The Private Eye is set in a near future where privacy is a sacred federally protected right, with even browser searches locked and sealed, and everybody wears masks of various levels of sophistication. So it’s no surprise that in a series where information is the most powerful commodity, P.I. and Raveena are taken to the library in the search for clues on the latter’s recently murdered sister.

Vaughan skilfully plonks the reader right in the middle of a lived-in world, not too distant from our own but alien enough to seem like a place of fantasy and high science-fiction. Yet rather than explain every detail to us, the character of Raveena is used as our window to a secret world within this world, as P.I. takes her (and by extension us) deeper down the rabbit hole. Every new hint leads to another one, playing with expectations as a kick-ass librarian gets in a few good hits as our little gang attempts to pilfer some precious intel.

The Private Eye #4 (Panel Syndicate)

Marcos Martin has a cinematic eye for layouts, populating his landscape pages with a menagerie of characters and unique Los Angeles of the not-too-distant-future locales. There is a danger when comics try to replicate the camera lens that it dilutes the intrinsic qualities the comic book format has to offer. This isn’t the case with The Private Eye, where the eye of the camera is as important to the story as the written word, with art that is wholly geared towards the ‘widescreen’ nature of tablets and monitors. A perfect piece of panelling comes in a driving sequence, transitions tight interior panels to a surprise multi-angle splash of a spectacular crash.

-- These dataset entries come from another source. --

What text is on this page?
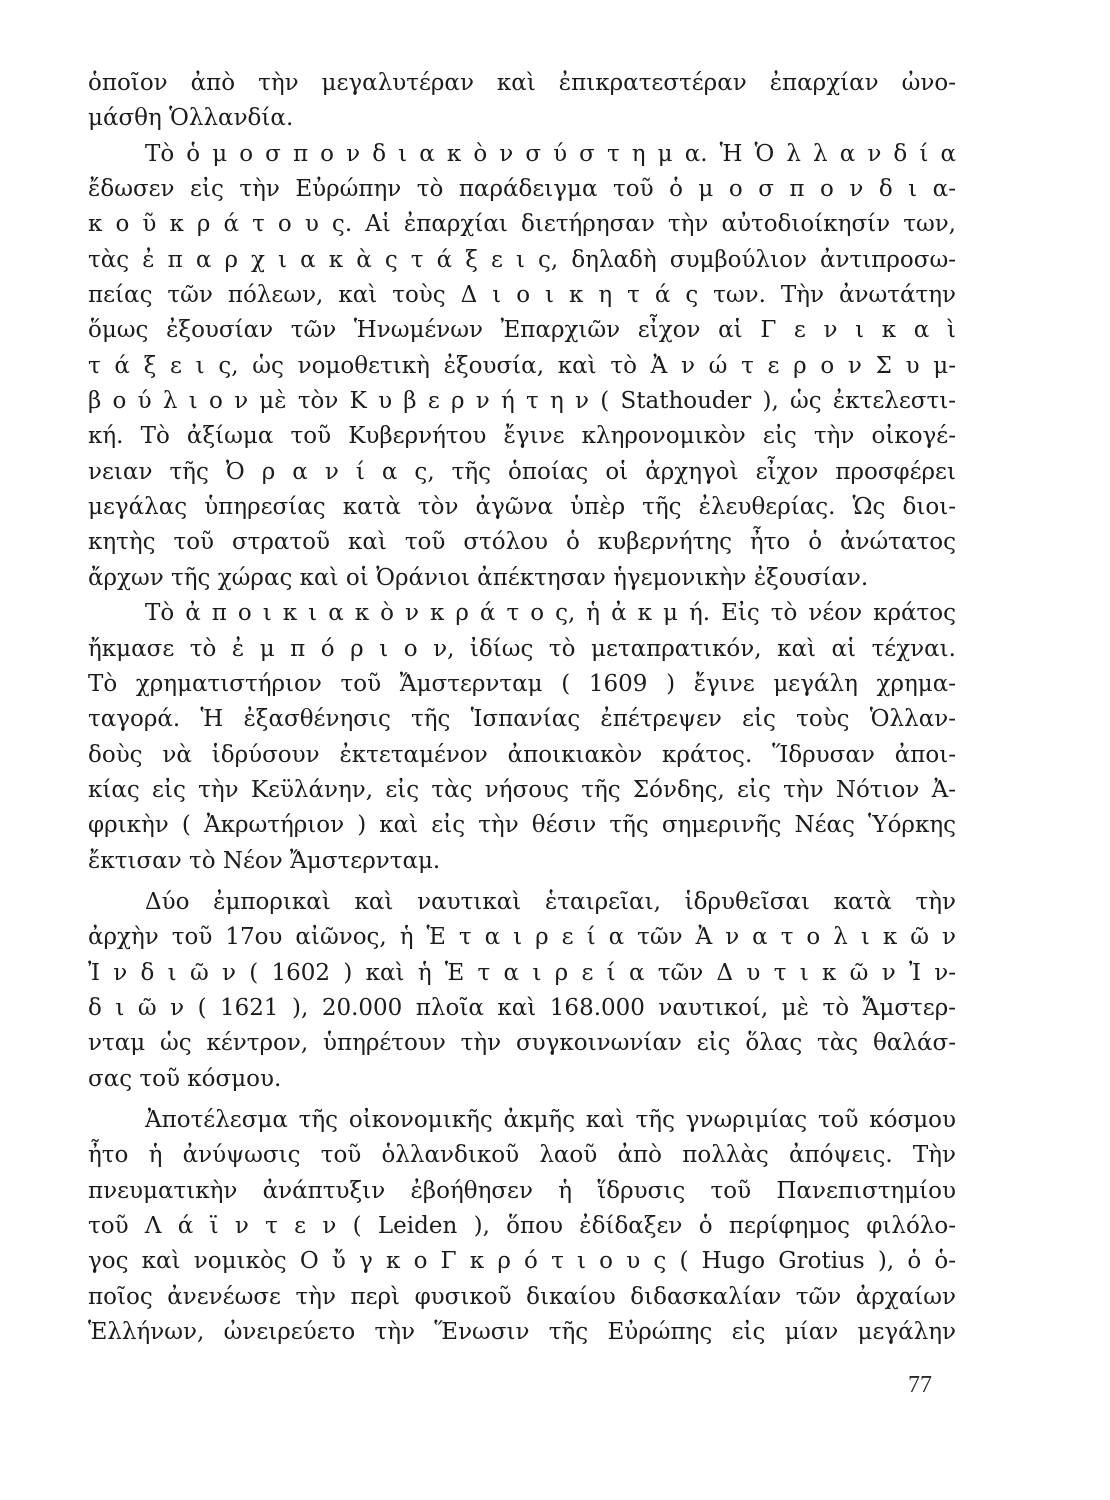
ὁποῖον ἀπὸ τὴν μεγαλυτέραν καὶ ἐπικρατεστέραν ἐπαρχίαν ὠνο-
μάσθη Ὁλλανδία.
Τὸ ὁ μ ο σ π ο ν δ ι α κ ὸ ν σ ύ σ τ η μ α. Ἡ Ὁ λ λ α ν δ ί α
ἔδωσεν εἰς τὴν Εὐρώπην τὸ παράδειγμα τοῦ ὁ μ ο σ π ο ν δ ι α-
κ ο ῦ κ ρ ά τ ο υ ς. Αἱ ἐπαρχίαι διετήρησαν τὴν αὐτοδιοίκησίν των,
τὰς ἐ π α ρ χ ι α κ ὰ ς τ ά ξ ε ι ς, δηλαδὴ συμβούλιον ἀντιπροσω-
πείας τῶν πόλεων, καὶ τοὺς Δ ι ο ι κ η τ ά ς των. Τὴν ἀνωτάτην
ὅμως ἐξουσίαν τῶν Ἡνωμένων Ἐπαρχιῶν εἶχον αἱ Γ ε ν ι κ α ὶ
τ ά ξ ε ι ς, ὡς νομοθετικὴ ἐξουσία, καὶ τὸ Ἀ ν ώ τ ε ρ ο ν Σ υ μ-
β ο ύ λ ι ο ν μὲ τὸν Κ υ β ε ρ ν ή τ η ν ( Stathouder ), ὡς ἐκτελεστι-
κή. Τὸ ἀξίωμα τοῦ Κυβερνήτου ἔγινε κληρονομικὸν εἰς τὴν οἰκογέ-
νειαν τῆς Ὀ ρ α ν ί α ς, τῆς ὁποίας οἱ ἀρχηγοὶ εἶχον προσφέρει
μεγάλας ὑπηρεσίας κατὰ τὸν ἀγῶνα ὑπὲρ τῆς ἐλευθερίας. Ὡς διοι-
κητὴς τοῦ στρατοῦ καὶ τοῦ στόλου ὁ κυβερνήτης ἦτο ὁ ἀνώτατος
ἄρχων τῆς χώρας καὶ οἱ Ὀράνιοι ἀπέκτησαν ἡγεμονικὴν ἐξουσίαν.
Τὸ ἀ π ο ι κ ι α κ ὸ ν κ ρ ά τ ο ς, ἡ ἀ κ μ ή. Εἰς τὸ νέον κράτος
ἤκμασε τὸ ἐ μ π ό ρ ι ο ν, ἰδίως τὸ μεταπρατικόν, καὶ αἱ τέχναι.
Τὸ χρηματιστήριον τοῦ Ἄμστερνταμ ( 1609 ) ἔγινε μεγάλη χρημα-
ταγορά. Ἡ ἐξασθένησις τῆς Ἱσπανίας ἐπέτρεψεν εἰς τοὺς Ὁλλαν-
δοὺς νὰ ἱδρύσουν ἐκτεταμένον ἀποικιακὸν κράτος. Ἵδρυσαν ἀποι-
κίας εἰς τὴν Κεϋλάνην, εἰς τὰς νήσους τῆς Σόνδης, εἰς τὴν Νότιον Ἀ-
φρικὴν ( Ἀκρωτήριον ) καὶ εἰς τὴν θέσιν τῆς σημερινῆς Νέας Ὑόρκης
ἔκτισαν τὸ Νέον Ἄμστερνταμ.
Δύο ἐμπορικαὶ καὶ ναυτικαὶ ἑταιρεῖαι, ἱδρυθεῖσαι κατὰ τὴν
ἀρχὴν τοῦ 17ου αἰῶνος, ἡ Ἑ τ α ι ρ ε ί α τῶν Ἀ ν α τ ο λ ι κ ῶ ν
Ἰ ν δ ι ῶ ν ( 1602 ) καὶ ἡ Ἑ τ α ι ρ ε ί α τῶν Δ υ τ ι κ ῶ ν Ἰ ν-
δ ι ῶ ν ( 1621 ), 20.000 πλοῖα καὶ 168.000 ναυτικοί, μὲ τὸ Ἄμστερ-
νταμ ὡς κέντρον, ὑπηρέτουν τὴν συγκοινωνίαν εἰς ὅλας τὰς θαλάσ-
σας τοῦ κόσμου.
Ἀποτέλεσμα τῆς οἰκονομικῆς ἀκμῆς καὶ τῆς γνωριμίας τοῦ κόσμου
ἦτο ἡ ἀνύψωσις τοῦ ὁλλανδικοῦ λαοῦ ἀπὸ πολλὰς ἀπόψεις. Τὴν
πνευματικὴν ἀνάπτυξιν ἐβοήθησεν ἡ ἵδρυσις τοῦ Πανεπιστημίου
τοῦ Λ ά ϊ ν τ ε ν ( Leiden ), ὅπου ἐδίδαξεν ὁ περίφημος φιλόλο-
γος καὶ νομικὸς Ο ὔ γ κ ο Γ κ ρ ό τ ι ο υ ς ( Hugo Grotius ), ὁ ὁ-
ποῖος ἀνενέωσε τὴν περὶ φυσικοῦ δικαίου διδασκαλίαν τῶν ἀρχαίων
Ἑλλήνων, ὠνειρεύετο τὴν Ἕνωσιν τῆς Εὐρώπης εἰς μίαν μεγάλην
77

It also maximises Muntsa Vicente’s vivid colour palette, especially when viewed on high resolution screens, although these are far more subdued in this mostly darker issue.

While actually a little longer than an average monthly title, The Private Eye rips along at the pace of a book half its length. Just at the point any other book would end with a little cliffhanger, Vaughan drops in those last few tantalising details to add a line and sinker to his already hooky book. The best comic book series currently not available in shops, make sure you do the right thing and head to the Panel Syndicate website and pay whatever you think is right. Whatever your cost, it’s worth every penny.